Preparation and execution - Undue influence - What constitutes - Shortly after Marsh's husband died she executed a will leaving her house to a minister and his wife - Marsh was not a religious woman and did not attend church - The minister visited her once a month as a friend - There was no evidence of a campaign to convince Marsh to leave her house to him - The minister did mention in casual conversation that he had limited pension income and could not afford a house to retire to - The Nova Scotia Probate Court stated that the will was valid; the minister did not exert undue influence to procure the bequest - See paragraphs 30 to 35.

Wills - Topic 1704

Preparation and execution - Undue influence - What constitutes - Shortly after Marsh's husband died she executed a will leaving her house to a minister and his wife - They were casual friends only - Marsh's brother-in-law, who looked after her business affairs, threatened to withdraw his services and advised her to get the minister to do the work - Marsh, who was in poor health, alone and dependent upon the brother-in-law, executed a codicil revoking the bequest to the minister and leaving the house to her sister - The Nova Scotia Probate Court held that the codicil was procured by the brother-in-law's exercise of undue influence and was, accordingly, invalid - See paragraphs 37 to 54.

Wills - Topic 1704

Preparation and execution - Undue influence - What constitutes - The Nova Scotia Probate Court stated that "it is not improper for a potential beneficiary to express her wish to benefit and indeed, to plead her case as to why she should benefit.
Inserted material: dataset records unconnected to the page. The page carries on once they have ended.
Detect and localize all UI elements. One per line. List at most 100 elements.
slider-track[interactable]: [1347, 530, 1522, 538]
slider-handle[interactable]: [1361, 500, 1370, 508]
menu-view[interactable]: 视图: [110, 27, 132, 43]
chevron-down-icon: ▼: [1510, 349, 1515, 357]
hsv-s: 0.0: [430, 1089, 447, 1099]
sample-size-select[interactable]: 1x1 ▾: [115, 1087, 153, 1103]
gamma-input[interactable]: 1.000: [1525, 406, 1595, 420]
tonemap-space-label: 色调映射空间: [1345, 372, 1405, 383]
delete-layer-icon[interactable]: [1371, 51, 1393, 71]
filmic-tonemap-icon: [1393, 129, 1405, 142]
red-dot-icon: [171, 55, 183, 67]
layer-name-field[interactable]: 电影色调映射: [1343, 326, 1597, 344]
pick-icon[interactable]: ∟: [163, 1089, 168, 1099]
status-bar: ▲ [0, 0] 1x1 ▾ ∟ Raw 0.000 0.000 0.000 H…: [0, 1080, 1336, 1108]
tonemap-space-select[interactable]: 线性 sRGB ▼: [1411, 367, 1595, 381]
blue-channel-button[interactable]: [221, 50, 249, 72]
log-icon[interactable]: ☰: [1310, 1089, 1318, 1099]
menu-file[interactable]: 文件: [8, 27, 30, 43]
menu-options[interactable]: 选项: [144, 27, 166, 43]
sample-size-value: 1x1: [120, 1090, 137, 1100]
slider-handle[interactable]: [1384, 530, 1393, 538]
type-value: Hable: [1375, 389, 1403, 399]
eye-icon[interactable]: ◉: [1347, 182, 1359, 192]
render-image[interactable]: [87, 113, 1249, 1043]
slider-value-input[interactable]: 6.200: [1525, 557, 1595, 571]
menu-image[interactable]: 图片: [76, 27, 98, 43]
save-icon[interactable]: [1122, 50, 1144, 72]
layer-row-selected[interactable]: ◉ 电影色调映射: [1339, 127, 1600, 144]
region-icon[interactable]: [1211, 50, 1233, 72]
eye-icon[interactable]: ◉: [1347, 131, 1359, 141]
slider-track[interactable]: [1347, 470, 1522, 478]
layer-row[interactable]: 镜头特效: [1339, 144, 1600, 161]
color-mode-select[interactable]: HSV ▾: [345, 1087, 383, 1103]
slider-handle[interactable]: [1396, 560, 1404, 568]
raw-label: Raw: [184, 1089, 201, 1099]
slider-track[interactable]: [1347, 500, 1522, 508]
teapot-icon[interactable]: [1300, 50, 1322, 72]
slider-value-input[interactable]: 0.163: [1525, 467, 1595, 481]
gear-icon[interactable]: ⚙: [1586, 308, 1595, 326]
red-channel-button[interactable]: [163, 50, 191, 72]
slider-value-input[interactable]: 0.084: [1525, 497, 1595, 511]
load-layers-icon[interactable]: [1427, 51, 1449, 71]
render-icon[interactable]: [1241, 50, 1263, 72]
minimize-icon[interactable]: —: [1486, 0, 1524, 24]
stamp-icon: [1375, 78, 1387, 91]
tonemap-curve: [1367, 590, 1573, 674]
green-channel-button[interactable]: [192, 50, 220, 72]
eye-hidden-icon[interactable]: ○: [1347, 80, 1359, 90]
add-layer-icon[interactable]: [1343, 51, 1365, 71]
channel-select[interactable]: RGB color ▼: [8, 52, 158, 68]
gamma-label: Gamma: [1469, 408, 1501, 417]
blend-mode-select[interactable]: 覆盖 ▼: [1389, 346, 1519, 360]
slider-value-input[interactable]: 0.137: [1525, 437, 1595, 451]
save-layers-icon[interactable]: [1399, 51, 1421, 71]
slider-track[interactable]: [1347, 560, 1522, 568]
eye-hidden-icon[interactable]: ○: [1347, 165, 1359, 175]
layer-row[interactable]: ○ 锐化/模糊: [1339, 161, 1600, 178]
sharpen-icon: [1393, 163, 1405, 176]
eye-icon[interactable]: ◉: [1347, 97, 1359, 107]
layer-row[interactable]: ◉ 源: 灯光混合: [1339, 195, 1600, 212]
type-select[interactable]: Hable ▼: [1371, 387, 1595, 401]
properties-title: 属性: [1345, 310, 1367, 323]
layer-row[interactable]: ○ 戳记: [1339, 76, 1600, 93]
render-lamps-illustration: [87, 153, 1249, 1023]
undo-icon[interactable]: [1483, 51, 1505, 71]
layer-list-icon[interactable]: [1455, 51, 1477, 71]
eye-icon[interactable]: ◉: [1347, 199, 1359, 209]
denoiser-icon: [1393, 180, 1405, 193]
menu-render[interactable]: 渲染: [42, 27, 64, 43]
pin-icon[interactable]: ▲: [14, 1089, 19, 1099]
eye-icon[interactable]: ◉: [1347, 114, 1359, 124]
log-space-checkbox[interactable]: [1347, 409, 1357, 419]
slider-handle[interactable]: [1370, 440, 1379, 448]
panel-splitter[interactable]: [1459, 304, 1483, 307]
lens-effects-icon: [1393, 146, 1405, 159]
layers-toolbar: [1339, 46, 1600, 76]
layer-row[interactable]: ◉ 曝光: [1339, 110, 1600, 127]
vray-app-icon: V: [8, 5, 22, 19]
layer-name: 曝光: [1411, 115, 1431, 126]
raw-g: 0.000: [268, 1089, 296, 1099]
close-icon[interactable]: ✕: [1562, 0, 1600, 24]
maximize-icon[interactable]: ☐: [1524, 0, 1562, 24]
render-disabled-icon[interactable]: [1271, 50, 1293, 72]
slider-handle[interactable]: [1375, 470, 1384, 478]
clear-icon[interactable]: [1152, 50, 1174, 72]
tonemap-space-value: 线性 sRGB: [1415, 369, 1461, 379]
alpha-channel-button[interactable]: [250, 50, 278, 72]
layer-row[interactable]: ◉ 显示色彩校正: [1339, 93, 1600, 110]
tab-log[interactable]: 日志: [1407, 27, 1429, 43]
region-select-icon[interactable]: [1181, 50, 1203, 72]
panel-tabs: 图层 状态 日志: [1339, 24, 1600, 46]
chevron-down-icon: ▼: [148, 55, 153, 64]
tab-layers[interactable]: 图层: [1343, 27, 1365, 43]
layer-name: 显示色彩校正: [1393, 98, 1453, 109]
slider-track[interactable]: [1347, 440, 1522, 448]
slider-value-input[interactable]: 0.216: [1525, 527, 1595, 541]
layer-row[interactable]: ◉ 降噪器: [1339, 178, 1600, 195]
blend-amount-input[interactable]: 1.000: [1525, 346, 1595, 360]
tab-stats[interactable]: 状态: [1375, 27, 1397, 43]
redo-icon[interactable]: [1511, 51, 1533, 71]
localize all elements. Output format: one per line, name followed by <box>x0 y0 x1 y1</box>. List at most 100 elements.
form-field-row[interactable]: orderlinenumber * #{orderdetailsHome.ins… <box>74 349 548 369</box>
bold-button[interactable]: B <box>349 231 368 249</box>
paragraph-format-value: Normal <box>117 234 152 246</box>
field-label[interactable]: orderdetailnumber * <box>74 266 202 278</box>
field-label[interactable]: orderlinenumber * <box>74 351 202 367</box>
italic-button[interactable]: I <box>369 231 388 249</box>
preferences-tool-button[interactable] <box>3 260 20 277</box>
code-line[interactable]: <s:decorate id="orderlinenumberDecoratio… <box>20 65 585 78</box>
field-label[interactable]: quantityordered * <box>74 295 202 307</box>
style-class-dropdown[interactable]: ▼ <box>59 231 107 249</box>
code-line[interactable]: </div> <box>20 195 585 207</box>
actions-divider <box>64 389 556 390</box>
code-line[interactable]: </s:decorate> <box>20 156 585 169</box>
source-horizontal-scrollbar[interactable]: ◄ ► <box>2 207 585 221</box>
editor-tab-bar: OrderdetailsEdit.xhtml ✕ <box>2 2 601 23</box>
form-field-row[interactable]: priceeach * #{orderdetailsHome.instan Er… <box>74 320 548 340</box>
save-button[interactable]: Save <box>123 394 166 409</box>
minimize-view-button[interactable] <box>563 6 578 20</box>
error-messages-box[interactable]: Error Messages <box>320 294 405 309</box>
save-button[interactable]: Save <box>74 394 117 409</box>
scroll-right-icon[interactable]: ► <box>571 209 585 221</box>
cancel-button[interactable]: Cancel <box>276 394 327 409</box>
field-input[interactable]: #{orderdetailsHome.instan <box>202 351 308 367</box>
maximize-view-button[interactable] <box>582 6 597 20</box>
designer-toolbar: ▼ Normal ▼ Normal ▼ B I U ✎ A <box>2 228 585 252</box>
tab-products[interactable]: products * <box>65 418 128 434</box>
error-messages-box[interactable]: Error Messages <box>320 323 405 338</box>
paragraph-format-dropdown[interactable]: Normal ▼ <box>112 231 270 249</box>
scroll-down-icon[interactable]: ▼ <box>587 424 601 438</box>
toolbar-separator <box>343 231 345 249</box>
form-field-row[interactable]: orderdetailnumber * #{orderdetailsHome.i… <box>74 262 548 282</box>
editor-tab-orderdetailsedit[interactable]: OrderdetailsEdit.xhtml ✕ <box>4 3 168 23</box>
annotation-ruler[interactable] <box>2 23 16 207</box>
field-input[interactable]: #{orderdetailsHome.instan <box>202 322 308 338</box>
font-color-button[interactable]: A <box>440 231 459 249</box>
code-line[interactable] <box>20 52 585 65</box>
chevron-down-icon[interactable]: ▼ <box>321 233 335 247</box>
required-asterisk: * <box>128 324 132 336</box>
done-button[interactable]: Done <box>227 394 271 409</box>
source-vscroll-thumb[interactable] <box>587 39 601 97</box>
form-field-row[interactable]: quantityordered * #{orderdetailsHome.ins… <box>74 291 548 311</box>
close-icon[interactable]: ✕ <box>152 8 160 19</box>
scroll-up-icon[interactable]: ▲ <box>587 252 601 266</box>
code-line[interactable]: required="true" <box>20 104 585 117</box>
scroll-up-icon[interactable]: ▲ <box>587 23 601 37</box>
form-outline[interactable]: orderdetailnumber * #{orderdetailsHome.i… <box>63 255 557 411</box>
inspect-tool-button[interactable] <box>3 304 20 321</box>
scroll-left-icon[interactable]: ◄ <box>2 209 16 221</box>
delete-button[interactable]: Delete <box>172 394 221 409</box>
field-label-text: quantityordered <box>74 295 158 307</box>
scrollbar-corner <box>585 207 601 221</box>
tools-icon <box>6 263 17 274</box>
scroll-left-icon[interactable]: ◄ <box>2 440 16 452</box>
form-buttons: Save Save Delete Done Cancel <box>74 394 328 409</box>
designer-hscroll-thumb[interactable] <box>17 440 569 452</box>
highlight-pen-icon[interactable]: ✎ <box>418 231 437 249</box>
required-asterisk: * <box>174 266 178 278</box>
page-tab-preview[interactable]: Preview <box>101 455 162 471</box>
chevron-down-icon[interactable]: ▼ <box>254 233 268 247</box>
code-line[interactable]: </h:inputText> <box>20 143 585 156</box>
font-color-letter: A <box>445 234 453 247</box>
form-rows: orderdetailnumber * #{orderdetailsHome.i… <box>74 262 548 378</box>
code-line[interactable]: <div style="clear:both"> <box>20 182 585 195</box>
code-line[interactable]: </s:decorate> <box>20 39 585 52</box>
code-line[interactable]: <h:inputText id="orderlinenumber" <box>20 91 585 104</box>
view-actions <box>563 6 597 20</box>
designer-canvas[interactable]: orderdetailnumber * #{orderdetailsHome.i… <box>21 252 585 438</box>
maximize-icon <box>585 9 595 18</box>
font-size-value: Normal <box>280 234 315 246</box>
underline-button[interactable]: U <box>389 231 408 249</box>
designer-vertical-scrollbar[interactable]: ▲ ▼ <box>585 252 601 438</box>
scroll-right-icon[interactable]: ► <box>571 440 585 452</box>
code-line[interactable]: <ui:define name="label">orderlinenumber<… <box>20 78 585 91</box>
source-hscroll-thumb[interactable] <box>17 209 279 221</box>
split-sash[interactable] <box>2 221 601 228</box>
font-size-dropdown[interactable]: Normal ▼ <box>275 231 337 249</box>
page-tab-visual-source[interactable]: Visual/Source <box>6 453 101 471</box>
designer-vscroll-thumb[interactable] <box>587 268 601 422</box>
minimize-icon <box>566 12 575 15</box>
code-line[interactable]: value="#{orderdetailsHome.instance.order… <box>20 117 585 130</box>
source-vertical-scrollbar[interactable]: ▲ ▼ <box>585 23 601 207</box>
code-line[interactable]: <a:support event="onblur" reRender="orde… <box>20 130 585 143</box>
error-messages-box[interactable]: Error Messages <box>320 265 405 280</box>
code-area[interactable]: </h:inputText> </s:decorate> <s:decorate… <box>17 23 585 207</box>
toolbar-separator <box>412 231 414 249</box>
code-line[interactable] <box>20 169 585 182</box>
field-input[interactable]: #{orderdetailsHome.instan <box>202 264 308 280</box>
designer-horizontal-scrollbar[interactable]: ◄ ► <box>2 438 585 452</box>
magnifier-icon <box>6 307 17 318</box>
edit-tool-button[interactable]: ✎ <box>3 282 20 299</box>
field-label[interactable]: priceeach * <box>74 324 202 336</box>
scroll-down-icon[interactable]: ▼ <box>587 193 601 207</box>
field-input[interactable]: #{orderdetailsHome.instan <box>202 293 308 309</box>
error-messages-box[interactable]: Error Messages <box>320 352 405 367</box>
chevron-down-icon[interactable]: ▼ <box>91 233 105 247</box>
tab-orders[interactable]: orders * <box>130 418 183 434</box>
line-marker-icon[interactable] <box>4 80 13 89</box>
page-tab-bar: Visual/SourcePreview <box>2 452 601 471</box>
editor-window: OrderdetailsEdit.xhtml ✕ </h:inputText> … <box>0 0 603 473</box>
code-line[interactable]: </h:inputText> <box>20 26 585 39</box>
In other words, it is not improper for a potential beneficiary to attempt to influence the ultimate decision of the testator. The problem arises when that undue influence becomes coercive, in effect, when the beneficiary dominates the decision of the testator" - See paragraph 46.

Wills - Topic 1714

Preparation and execution - Undue influence - Evidence - Onus of proof - [See Wills - Topic 534 ].

Cases Noticed:

Banks v. Goodfellow, [1920] S.C. (H.L.) 63, appld. [para. 13].

Harmes et al. v. Hinkson, [1946] 3 D.L.R. 497 (P.C.), refd to. [para. 39].

Maw v. Dickey et al. (1974), 52 D.L.R.(3d) 178 (Ont. D.C.), refd to. [para. 40].

Craig v. Lamoureaux (1920), 50 D.L.R. 10 (P.C.), refd to. [para. 44].

Authors and Works Noticed:

Feeney, Thomas, The Canadian Law of Wills (3rd Ed.), generally [para. 15]; p. 42 [para. 38].

Counsel:

Timothy C. Matthews, for Royal Trust;

Daniel J. Clarke, for Frank and Hilda Fryer;

Peter Bryson, for Reverend Ronald and Gwyneth Harris.

This application was heard before Bateman, J.C.C., of the Nova Scotia Probate Court, who delivered the following judgment on October 31, 1990.